Wissenschaftler haben bei Ameisen einen bisher unbekannten selbstlosen Charakterzug entdeckt. Danach verlassen todkranke Tiere freiwillig das Nest, um irgendwo fernab des Ameisenstaates zu sterben. Sie wenden damit mögliche Gefahren für die Gemeinschaft – beispielsweise durch gefährliche Erreger – ab.
Todesfälle in der Natur sind zumeist nicht dem hohen Alter eines Tieres, sondern den Folgen einer Krankheit geschuldet.
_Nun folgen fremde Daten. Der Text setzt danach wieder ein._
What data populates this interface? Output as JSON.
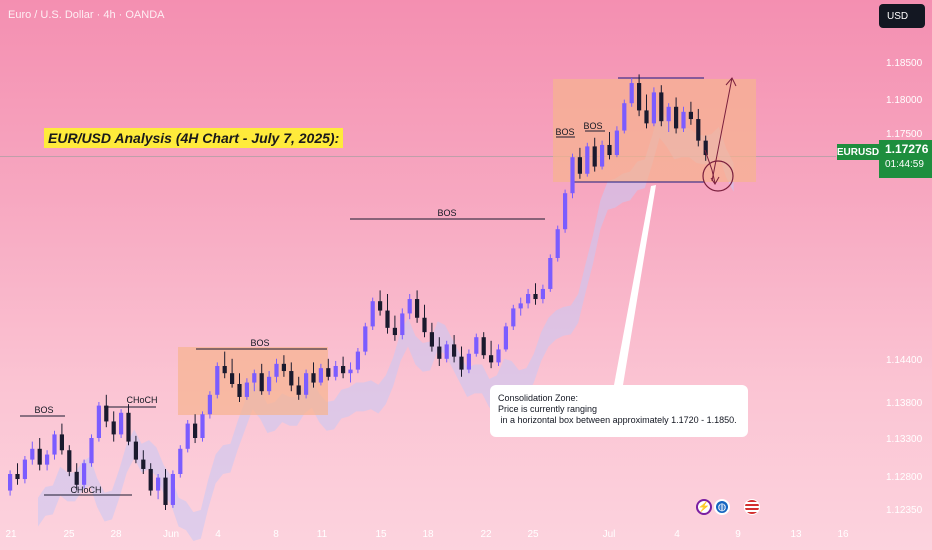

Krankheitserreger können sich dabei vor allen Dingen ausbreiten, wenn Tiere in engem Kontakt zueinander in einem gemeinsamen Nest leben.
Ansteckungsrisiko minimieren
Es erscheint daher logisch, dass sich gerade solch sozial organisierte Tiere etwas einfallen lassen, um der Übertragung tödlicher Erkrankungen auf andere Gruppenmitglieder entgegen zu wirken.
Wenn todgeweihte Einzeltiere ihre Gruppe verlassen, ist das ein effizienter Weg, um das Risiko der Ansteckung von Verwandten und anderen Gruppenmitgliedern zu minimieren. Beobachtungen deuten ein solches Phänomen für verschiedene Spezies an – unter anderem für Elefanten oder Löwen. Allerdings fehlten bislang größere quantitative Analysen für einzelne Tierarten.
Tod in Isolation
Biologen der Universität Regensburg wiesen dieses besondere Verhalten nun für Knotenameisen der Art Temnothorax unifasciatus nach. Das Team um Professor Jürgen Heinze vom Institut für Zoologie konnte zeigen, dass einzelne kranke Ameisen den Kontakt mit den anderen Nestbewohnern vermeiden, sich aktiv isolieren und das Nest verlassen, um allein und abseits ihrer Artgenossen zu sterben.
Den Forschern gelang dabei auch der Nachweis, dass das Verlassen des Nestes nicht auf ein besonderes Vorgehen der gesunden Artgenossen oder auf die Symptome der Krankheit zurückzuführen ist. Stattdessen legen die Beobachtungen der Forscher die Vermutung nahe, dass das aktive Verlassen des Nestes und der Tod in Isolation eine neuartige selbstlose Eigenschaft von einzelnen Ameisen-Arbeiterinnen darstellt, um den Bestand des gesamten Nestes nicht zu gefährden.
Selbstloser Charakterzug
Die Folgerungen des Regensburger Teams sind vor allem für Wissenschaftler interessant, die sich mit dem Sozialverhalten von Tieren im Allgemeinen, dem komplexen Prozess der Evolution, Alterungsprozessen oder auch Fragen der Ökologie beschäftigen.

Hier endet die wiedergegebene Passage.